The Small Group Marketplace is about to go online, but even in preparation for that, smaller companies are not contorting themselves around a part time work force. The graph to the right shows that. Again, Ryan is lying about the consequences of the Affordable Care Act. The Great Recession (free market failure) did more to reduce full time work, since big businesses reduced full time employment by bringing in part time workers during peak periods of demand.     

Big Example #4: Increases have slowed dramatically: The ACA has kept rate increases historically low, and Ryan's reference to "expanding access" simply means health care is there...if you can afford it. And "affordable" means his plan allows you to buy only what you can pay for, leaving you with a junk policy that doesn't cover what you don't buy: 
“…and paying more for coverage. We deserve better. That’s why I will continue to offer solutions that expand access to affordable, quality health care.
One caveat about future cost increases: Because we're dealing with the private sector, insurers are finding ways to game the system, charging more, separating out drugs, and weeding out high risk patients again. This has nothing to do with the ACA, and everything to do with the private sector, where Ryan wants us all to be. 

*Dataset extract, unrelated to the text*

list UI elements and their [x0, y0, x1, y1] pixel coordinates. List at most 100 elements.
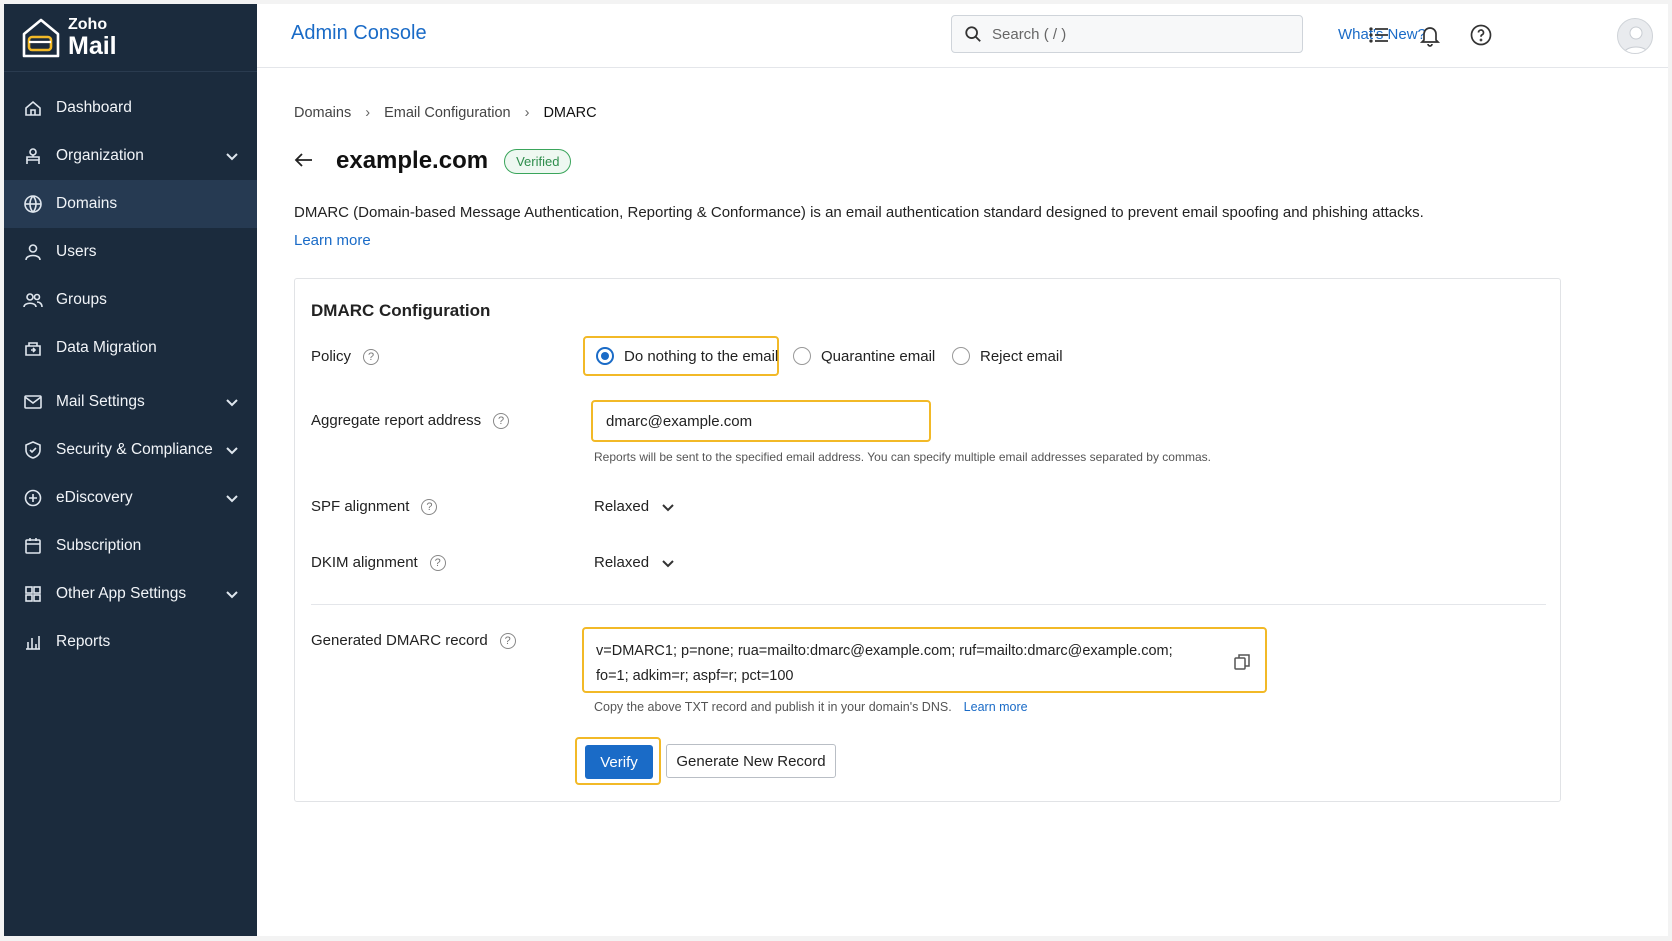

High copays and outrageously high deductibles were created for the individual market and encouraged by Republicans as a way to make sure patients had a little skin in the game (health savings accounts). The sick had to shell out more money so they didn't overuse their health care benefits. Now Republicans are pretending to whine about ObamaCare's copays and high deductibles. More phony baloney the media failed to recognize.

Replace Ryan with Democratic candidate Rob Zerban (zer-bon).
"The ACA was an important first step toward universal health care. But I think we should work toward a fairer, cheaper and more efficient system: Medicare for all. We need to ensure coverage for all Americans so that we can control costs, improve quality and give American companies a competitive advantage internationally by reducing their health care costs."